Capaian Makro dan Investasi

Meski terpukul bencana di akhir tahun, Pemerintah Aceh mencatat realisasi pendapatan daerah sebesar Rp 10,69 triliun atau 100,07 persen dari target.

BACA JUGA:
Gubernur Aceh Sambut Kunjungan Kerja Gubernur Jawa Tengah, Perkuat Sinergi Antar Daerah

Indeks Pembangunan Manusia (IPM) juga merangkak naik ke angka 76,23 dibandingkan tahun sebelumnya yang berada di angka 75,36.

Di sektor investasi, Aceh berhasil membukukan realisasi lebih dari Rp 9 triliun. Namun, Gubernur memberikan catatan khusus mengenai angka kemiskinan.
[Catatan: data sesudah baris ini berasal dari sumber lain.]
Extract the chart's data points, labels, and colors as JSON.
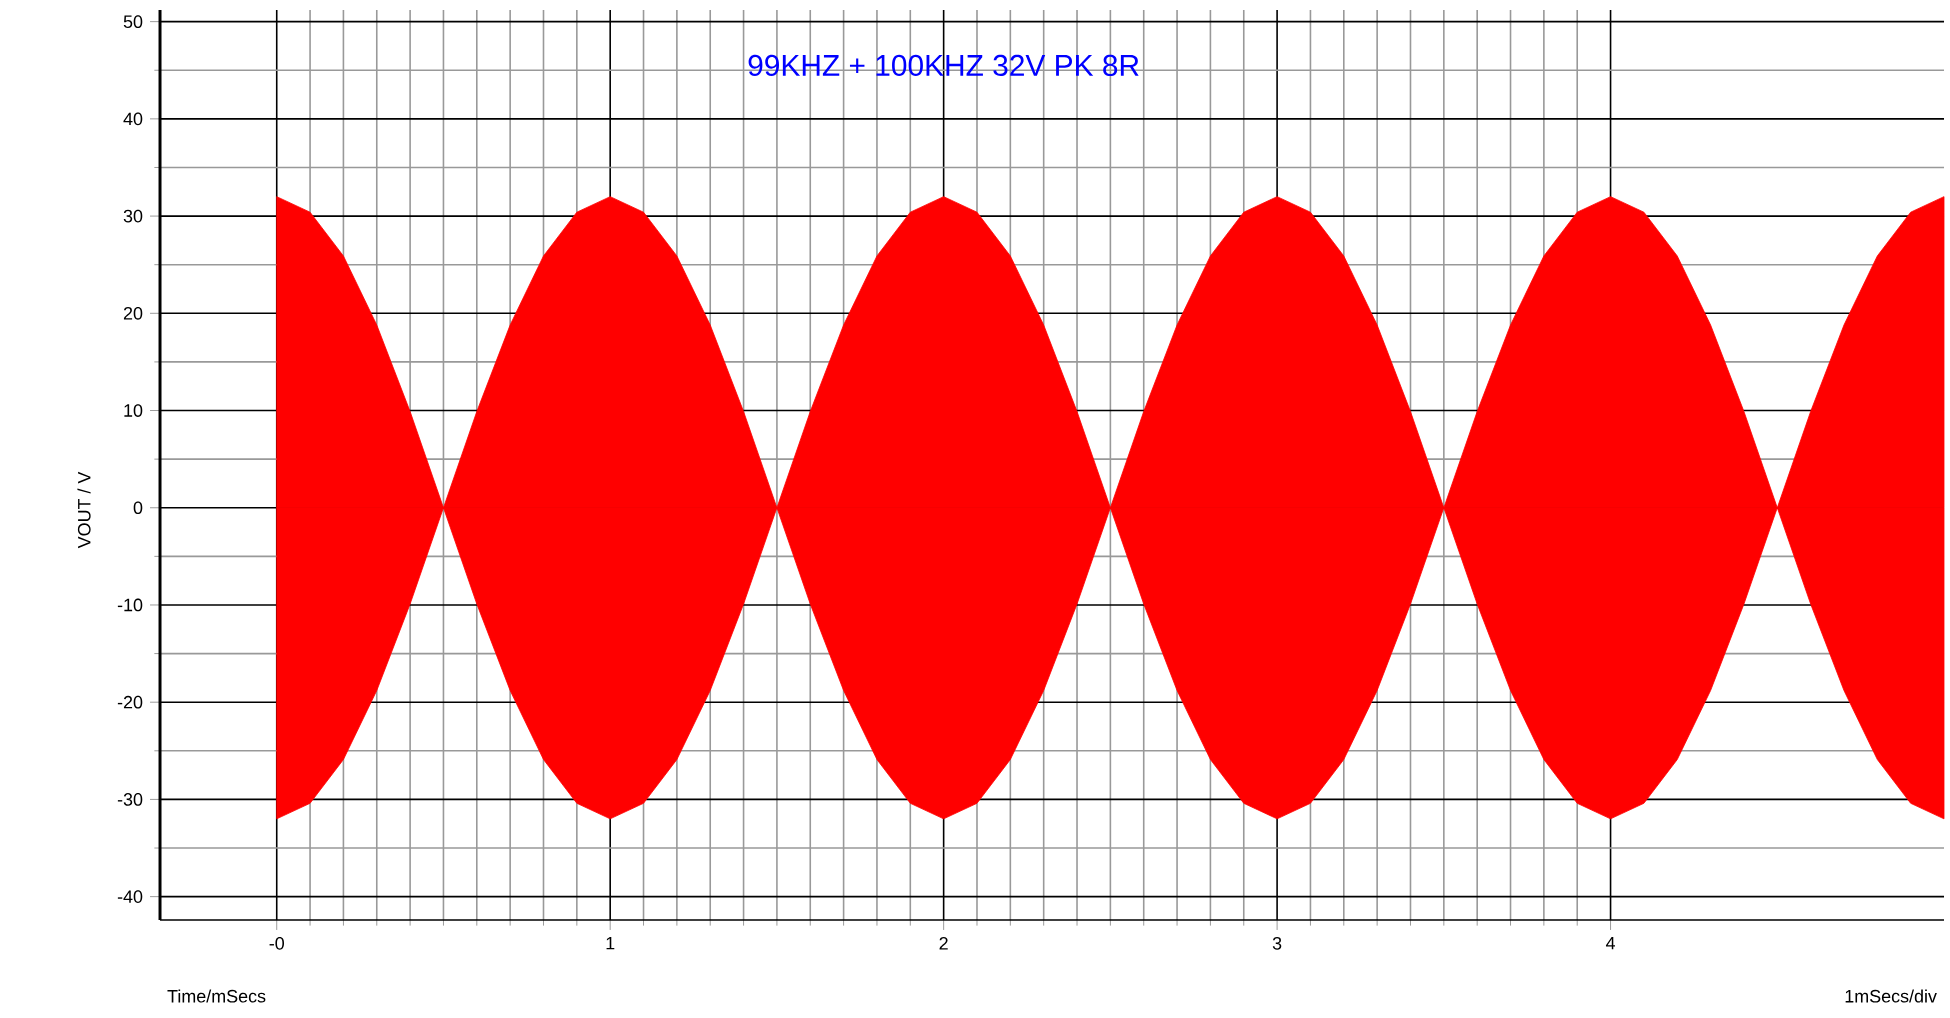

Meski sempat turun dari 14,23 persen (Maret 2024) menjadi 12,23 persen (Maret 2025), angka ini diproyeksikan akan kembali bergejolak akibat dampak banjir bandang dan longsor.

Prioritas Sosial dan Pendidikan

Sepanjang 2025, Pemerintah Aceh tercatat telah membangun 1.457 unit rumah layak huni bagi warga miskin.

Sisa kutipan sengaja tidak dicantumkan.